1. There is no look-through situsing of certain service and intangible property receipts.
On appeal, the Ohio Supreme Court wholly disagreed with the statutory analysis employed by the lower tribunals with respect to the catch-all provision of the statute. Plainly put, the Ohio Supreme Court concluded that:
the tax commissioner, the BTA, and the court of appeals all failed to properly distinguish between the benefit Ohio consumers received from ADT and the benefit ADT received by purchasing consumer contracts from Defender.
In other words, the lower tribunals conflated the benefit received by Defender’s customer, ADT, and ADT’s customers — retail consumers of services in Ohio.
The Ohio Supreme Court clarified that under the statute, the tax commissioner cannot look through multiple transactions in order to impose tax on transactions further up the chain.
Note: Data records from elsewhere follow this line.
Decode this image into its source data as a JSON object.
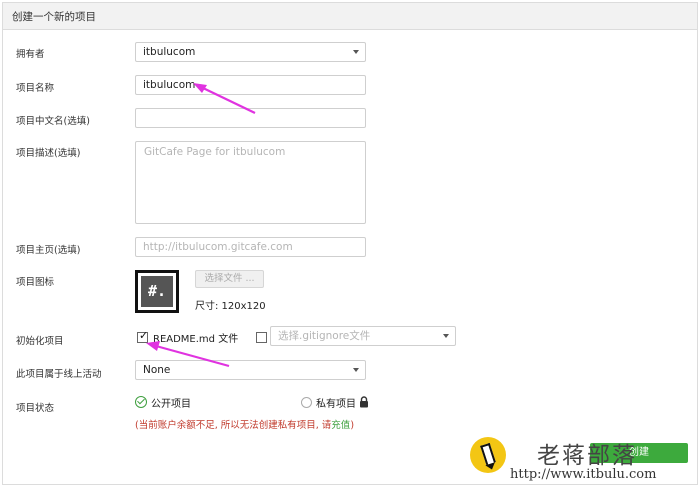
{
  "header": {
    "title": "创建一个新的项目"
  },
  "form": {
    "owner": {
      "label": "拥有者",
      "value": "itbulucom"
    },
    "name": {
      "label": "项目名称",
      "value": "itbulucom"
    },
    "cn_name": {
      "label": "项目中文名(选填)",
      "value": ""
    },
    "description": {
      "label": "项目描述(选填)",
      "placeholder": "GitCafe Page for itbulucom"
    },
    "homepage": {
      "label": "项目主页(选填)",
      "placeholder": "http://itbulucom.gitcafe.com"
    },
    "icon": {
      "label": "项目图标",
      "avatar_text": "#.",
      "file_button": "选择文件 ...",
      "size_text": "尺寸: 120x120"
    },
    "init": {
      "label": "初始化项目",
      "readme_label": "README.md 文件",
      "readme_checked": true,
      "gitignore_checked": false,
      "gitignore_placeholder": "选择.gitignore文件"
    },
    "activity": {
      "label": "此项目属于线上活动",
      "value": "None"
    },
    "status": {
      "label": "项目状态",
      "public_label": "公开项目",
      "private_label": "私有项目",
      "selected": "public"
    },
    "warning": {
      "text": "(当前账户余额不足, 所以无法创建私有项目, 请",
      "link": "充值",
      "suffix": ")"
    },
    "submit_label": "创建"
  },
  "watermark": {
    "title": "老蒋部落",
    "url": "http://www.itbulu.com"
  },
  "colors": {
    "accent_green": "#3daa3d",
    "warning_red": "#c0392b",
    "annotation_arrow": "#e033e0"
  },
  "icons": [
    "dropdown-caret-icon",
    "lock-icon",
    "check-circle-icon",
    "pen-logo-icon"
  ]
}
The benefit of Defender’s sales of the Ohio contracts to ADT was received at the physical locations where it receives customer payments and performs services for Ohio customers; all of these locations were outside of Ohio.
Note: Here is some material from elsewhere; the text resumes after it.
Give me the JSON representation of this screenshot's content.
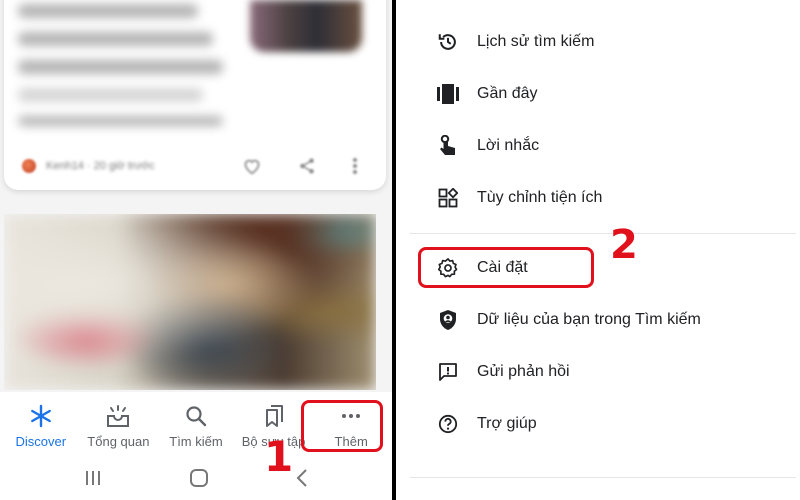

Thus, Defender’s sales of the Ohio contracts were not taxable under the CAT. On the other hand, clearly ADT’s sales of those services would be sitused to Ohio because that is where the customers are located and receiving the benefit of ADT’s services.
2. Look to the contract to determine the category of receipts.
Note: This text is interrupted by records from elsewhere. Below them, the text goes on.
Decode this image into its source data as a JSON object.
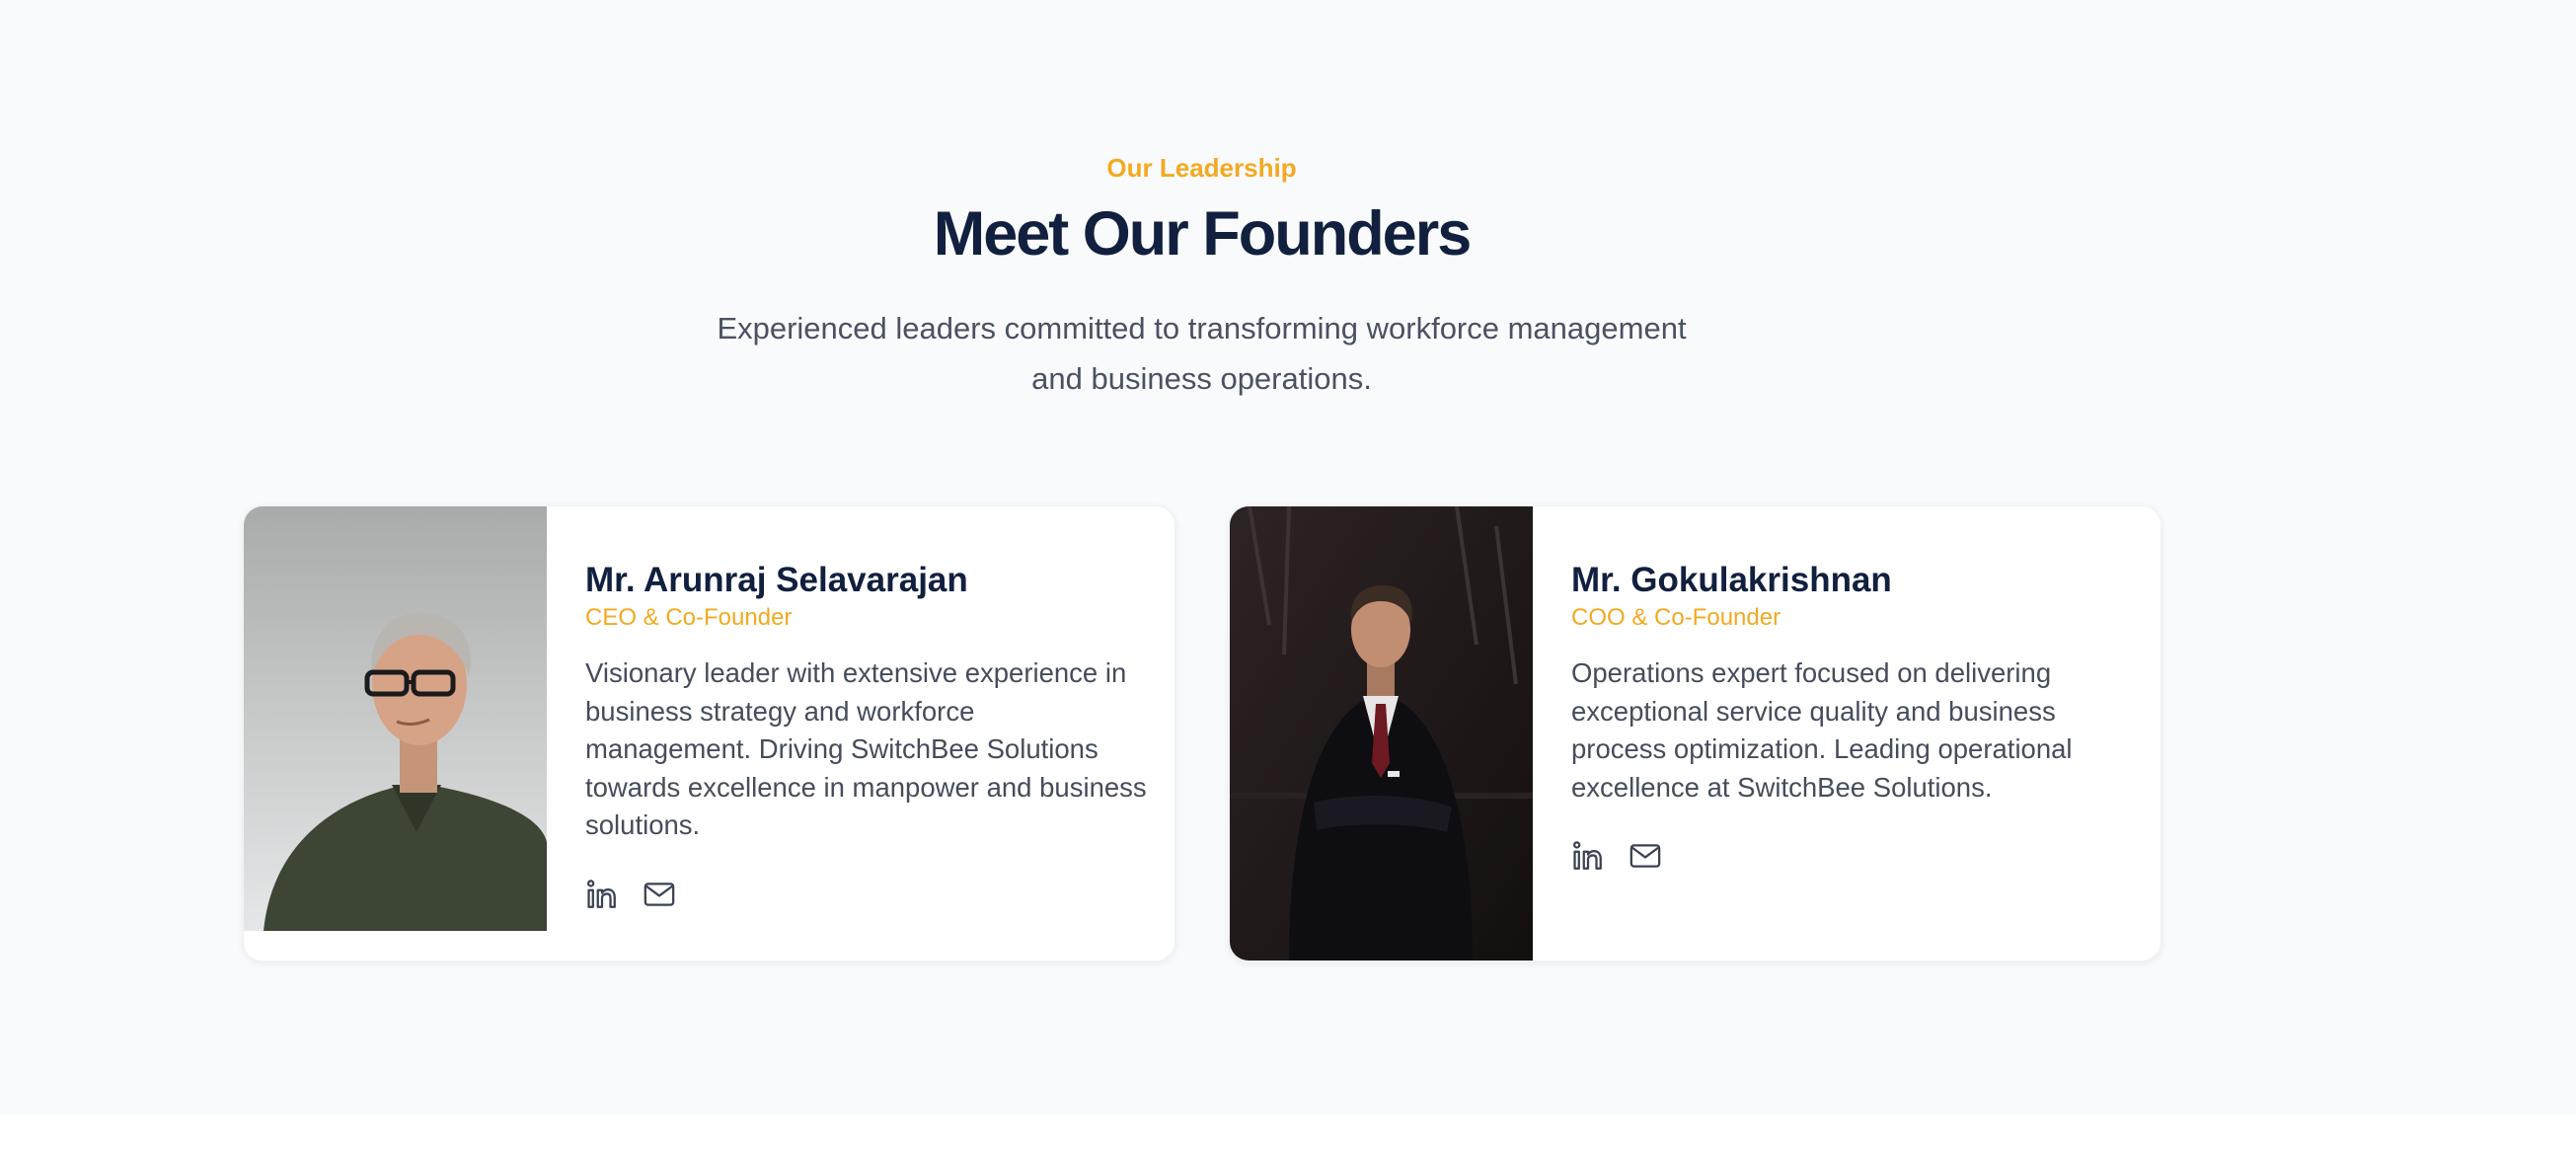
{
  "header": {
    "eyebrow": "Our Leadership",
    "title": "Meet Our Founders",
    "subtitle": "Experienced leaders committed to transforming workforce management and business operations."
  },
  "founders": [
    {
      "name": "Mr. Arunraj Selavarajan",
      "role": "CEO & Co-Founder",
      "bio": "Visionary leader with extensive experience in business strategy and workforce management. Driving SwitchBee Solutions towards excellence in manpower and business solutions.",
      "social_icons": [
        "linkedin-icon",
        "mail-icon"
      ]
    },
    {
      "name": "Mr. Gokulakrishnan",
      "role": "COO & Co-Founder",
      "bio": "Operations expert focused on delivering exceptional service quality and business process optimization. Leading operational excellence at SwitchBee Solutions.",
      "social_icons": [
        "linkedin-icon",
        "mail-icon"
      ]
    }
  ],
  "colors": {
    "accent": "#f2aa20",
    "heading": "#12203f",
    "body_text": "#454d5c",
    "section_bg": "#f9fafc"
  }
}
In its attempt to support his situsing position, the Ohio tax commissioner argued Defender’s activities were analogous to services and, therefore, ADT received the benefit of Defender’s services in Ohio.
The Ohio Supreme Court put this argument to rest by reviewing the master service agreement between Defender and ADT. In the Ohio Supreme Court’s words, the master service clarified that “ADT does not pay Defender for signing up customers; it only pays Defender for those contracts that it purchases from Defender.”
While it may seem simple, it is always important to carefully review the contracts involved in a tax dispute or refund claim. These primary source documents can be helpful in clarifying the category of receipt and, thus, which division of the situsing statute applies.
3. Summary documents can become evidence when properly authenticated.
The Defender Security decision also includes a critical discussion of evidence and summary reports. The question of whether evidence is properly authenticated is a common issue in Ohio CAT cases. This case demonstrates that summary reports (not official business records) can be accepted as evidence when they are authenticated at a BTA hearing.
In this case, Defender submitted summary documents in support of its refund claims; it did not submit the original business records underlying those summaries.
The tax commissioner did not raise any issues as to the sufficiency of the evidence at the administrative level before issuing his final determination nor at the BTA level.
Nevertheless, the tax commissioner moved to dismiss Defender’s Supreme Court appeal on the basis that “Defender never offered business records to show what it paid on account of its sales of Ohio contracts to ADT.”
In response to this assertion, the Ohio Supreme Court essentially said, too little too late.
The tax commissioner had its chance to invalidate these summaries at earlier stages in the litigation but failed to do so.
In fact, the court cited to the record that the summary documents were properly authenticated by testimony of Defender’s corporate controller at the BTA hearing.
Taxpayers making refund claims or engaged in a CAT dispute should heed this lesson carefully. It is often difficult to locate original business records.
Plus, summary documents — i.e., excel reports — can be more useful in categorizing and quantifying receipts.
Defender Security provides an example for when such summaries will be accepted by Ohio courts when they are authenticated at a hearing before the BTA and/or otherwise unchallenged by the tax commissioner.
Taxpayers should evaluate the decision in Defender Security if they intend to seek a refund or challenge Ohio’s situsing methods for sales of intangible property and contract rights.